Currently, we are optimizing StochHMM to improve speed and memory usage. We are also working to provide additional examples, documentation, multiple training tools, and an optional GUI interface. We have plans on adding SWIG language bindings to allow StochHMM library utilization in additional languages (Perl, Java, Python). To assist researchers, a forum has been setup on Google Groups to provide advice and assistance in the development of their own HMMs using StochHMM.

Availability


We are providing StochHMM as a free standalone application and C++ library to give researchers the ability to rapidly develop HMMs.
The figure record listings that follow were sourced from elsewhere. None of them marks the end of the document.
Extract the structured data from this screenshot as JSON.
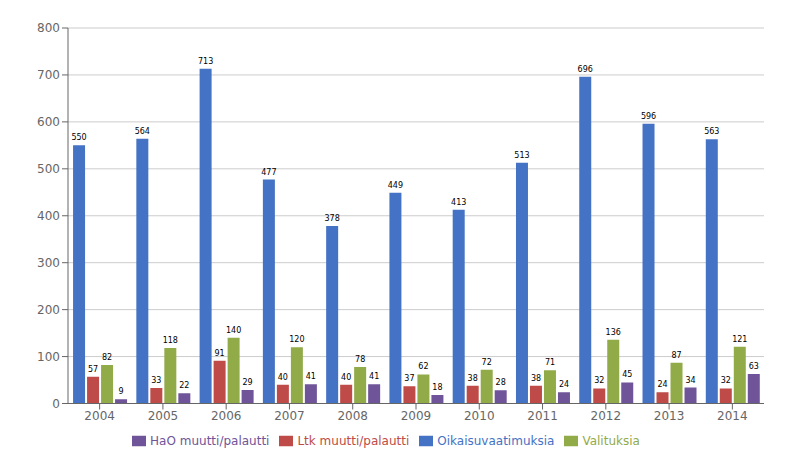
{
  "chart_data": {
    "type": "bar",
    "categories": [
      "2004",
      "2005",
      "2006",
      "2007",
      "2008",
      "2009",
      "2010",
      "2011",
      "2012",
      "2013",
      "2014"
    ],
    "series": [
      {
        "name": "Oikaisuvaatimuksia",
        "color": "#4472C4",
        "values": [
          550,
          564,
          713,
          477,
          378,
          449,
          413,
          513,
          696,
          596,
          563
        ]
      },
      {
        "name": "Ltk muutti/palautti",
        "color": "#BE4B48",
        "values": [
          57,
          33,
          91,
          40,
          40,
          37,
          38,
          38,
          32,
          24,
          32
        ]
      },
      {
        "name": "Valituksia",
        "color": "#92AB49",
        "values": [
          82,
          118,
          140,
          120,
          78,
          62,
          72,
          71,
          136,
          87,
          121
        ]
      },
      {
        "name": "HaO muutti/palautti",
        "color": "#6F5499",
        "values": [
          9,
          22,
          29,
          41,
          41,
          18,
          28,
          24,
          45,
          34,
          63
        ]
      }
    ],
    "ylim": [
      0,
      800
    ],
    "yticks": [
      0,
      100,
      200,
      300,
      400,
      500,
      600,
      700,
      800
    ],
    "grid": true,
    "legend": "bottom",
    "data_labels": true
  }
}
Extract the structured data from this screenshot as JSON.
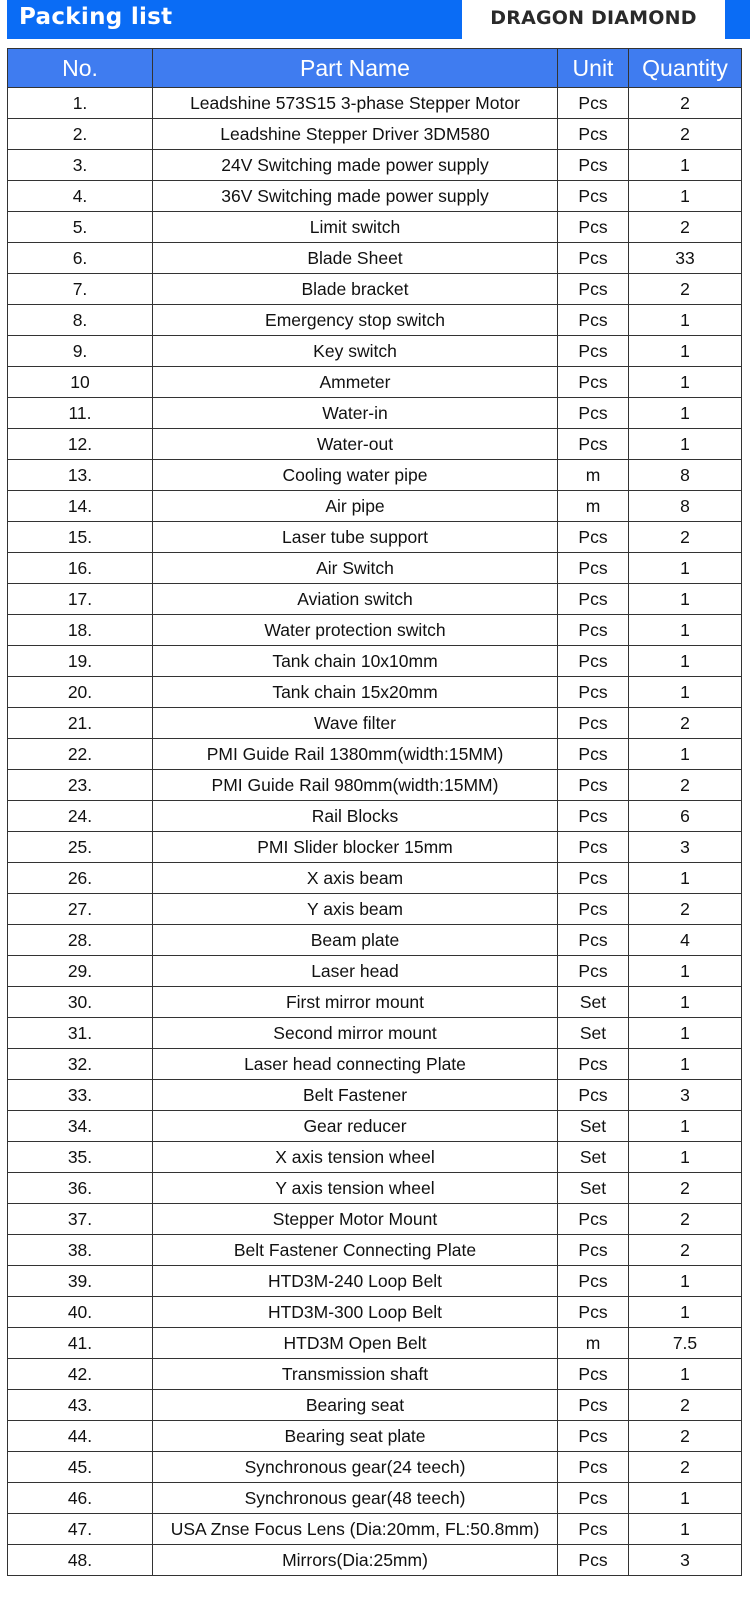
{
  "header": {
    "title": "Packing list",
    "brand": "DRAGON DIAMOND"
  },
  "colors": {
    "bar": "#0a6cf5",
    "table_header": "#3f7cf0"
  },
  "table": {
    "columns": [
      "No.",
      "Part Name",
      "Unit",
      "Quantity"
    ],
    "rows": [
      [
        "1.",
        "Leadshine 573S15 3-phase Stepper Motor",
        "Pcs",
        "2"
      ],
      [
        "2.",
        "Leadshine Stepper Driver 3DM580",
        "Pcs",
        "2"
      ],
      [
        "3.",
        "24V Switching made power supply",
        "Pcs",
        "1"
      ],
      [
        "4.",
        "36V Switching made power supply",
        "Pcs",
        "1"
      ],
      [
        "5.",
        "Limit switch",
        "Pcs",
        "2"
      ],
      [
        "6.",
        "Blade Sheet",
        "Pcs",
        "33"
      ],
      [
        "7.",
        "Blade bracket",
        "Pcs",
        "2"
      ],
      [
        "8.",
        "Emergency stop switch",
        "Pcs",
        "1"
      ],
      [
        "9.",
        "Key switch",
        "Pcs",
        "1"
      ],
      [
        "10",
        "Ammeter",
        "Pcs",
        "1"
      ],
      [
        "11.",
        "Water-in",
        "Pcs",
        "1"
      ],
      [
        "12.",
        "Water-out",
        "Pcs",
        "1"
      ],
      [
        "13.",
        "Cooling water pipe",
        "m",
        "8"
      ],
      [
        "14.",
        "Air pipe",
        "m",
        "8"
      ],
      [
        "15.",
        "Laser tube support",
        "Pcs",
        "2"
      ],
      [
        "16.",
        "Air Switch",
        "Pcs",
        "1"
      ],
      [
        "17.",
        "Aviation switch",
        "Pcs",
        "1"
      ],
      [
        "18.",
        "Water protection switch",
        "Pcs",
        "1"
      ],
      [
        "19.",
        "Tank chain 10x10mm",
        "Pcs",
        "1"
      ],
      [
        "20.",
        "Tank chain 15x20mm",
        "Pcs",
        "1"
      ],
      [
        "21.",
        "Wave filter",
        "Pcs",
        "2"
      ],
      [
        "22.",
        "PMI Guide Rail 1380mm(width:15MM)",
        "Pcs",
        "1"
      ],
      [
        "23.",
        "PMI Guide Rail 980mm(width:15MM)",
        "Pcs",
        "2"
      ],
      [
        "24.",
        "Rail Blocks",
        "Pcs",
        "6"
      ],
      [
        "25.",
        "PMI  Slider blocker 15mm",
        "Pcs",
        "3"
      ],
      [
        "26.",
        "X axis beam",
        "Pcs",
        "1"
      ],
      [
        "27.",
        "Y axis beam",
        "Pcs",
        "2"
      ],
      [
        "28.",
        "Beam plate",
        "Pcs",
        "4"
      ],
      [
        "29.",
        "Laser head",
        "Pcs",
        "1"
      ],
      [
        "30.",
        "First mirror mount",
        "Set",
        "1"
      ],
      [
        "31.",
        "Second mirror mount",
        "Set",
        "1"
      ],
      [
        "32.",
        "Laser head connecting Plate",
        "Pcs",
        "1"
      ],
      [
        "33.",
        "Belt Fastener",
        "Pcs",
        "3"
      ],
      [
        "34.",
        "Gear reducer",
        "Set",
        "1"
      ],
      [
        "35.",
        "X axis tension wheel",
        "Set",
        "1"
      ],
      [
        "36.",
        "Y axis tension wheel",
        "Set",
        "2"
      ],
      [
        "37.",
        "Stepper Motor Mount",
        "Pcs",
        "2"
      ],
      [
        "38.",
        "Belt Fastener Connecting Plate",
        "Pcs",
        "2"
      ],
      [
        "39.",
        "HTD3M-240 Loop Belt",
        "Pcs",
        "1"
      ],
      [
        "40.",
        "HTD3M-300 Loop Belt",
        "Pcs",
        "1"
      ],
      [
        "41.",
        "HTD3M Open Belt",
        "m",
        "7.5"
      ],
      [
        "42.",
        "Transmission shaft",
        "Pcs",
        "1"
      ],
      [
        "43.",
        "Bearing seat",
        "Pcs",
        "2"
      ],
      [
        "44.",
        "Bearing seat plate",
        "Pcs",
        "2"
      ],
      [
        "45.",
        "Synchronous gear(24 teech)",
        "Pcs",
        "2"
      ],
      [
        "46.",
        "Synchronous gear(48 teech)",
        "Pcs",
        "1"
      ],
      [
        "47.",
        "USA Znse Focus Lens (Dia:20mm, FL:50.8mm)",
        "Pcs",
        "1"
      ],
      [
        "48.",
        "Mirrors(Dia:25mm)",
        "Pcs",
        "3"
      ]
    ]
  }
}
StochHMM is provided as source code and compiles on GNU/CLANG compilers under Windows, Mac OS X, and Linux. We are providing StochHMM under the MIT open source license to increase accessibility and to give researchers the ability to use it in derivative works without restrictions.

References


  1. Schliep, A., Georgi, B., Rungsarityotin, W., Costa, I. G. & Schonhuth, A. The general hidden markov model library: Analyzing systems with unobservable states. Proceedings of the Heinz-Billing-Price 121–136 (2004).
  2. Sand, A., Pedersen, C., Mailund, T. & Brask, A. HMMlib: A C++ Library for General Hidden Markov Models Exploiting Modern CPUs. CORD Conference Proceedings 126–134 (2010).doi:10.1109/PDMC-HiBi.2010.24
  3. Lunter, G. HMMoC--a compiler for hidden Markov models. BIOINFORMATICS 23, 2485–2487 (2007).
  4. Himmelman, L. R - HMM package. (2010) Available from http://cran.r-project.org/web/packages/HMM/HMM.pdf
  5. Murphy, K. Hidden Markov Model (HMM) Toolbox for Matlab. (2004) Available from http://www.cs.ubc.ca/~murphyk/Software/HMM/hmm.html
  6. Ginno, P. A., Lott, P. L., Christensen, H. C., Korf, I. & Chédin, F. R-loop formation is a distinctive characteristic of unmethylated human CpG island promoters. Mol. Cell 45, 814–825 (2012).
  7. Schroeder, D. I., Lott, P., Korf, I. & LaSalle, J. M. Large-scale methylation domains mark a functional subset of neuronally expressed genes. Genome Res 21, 1583–1591 (2011).
  8. Schroeder D.I., Blair J.D., Lott P., Yu H.O., Hong D., Crary F., Ashwood P., Walker C., Korf I., Robinson W.P., Lasalle J.M. The human placenta methylome. Proc Natl Acad Sci 15, 6037-42 (2013).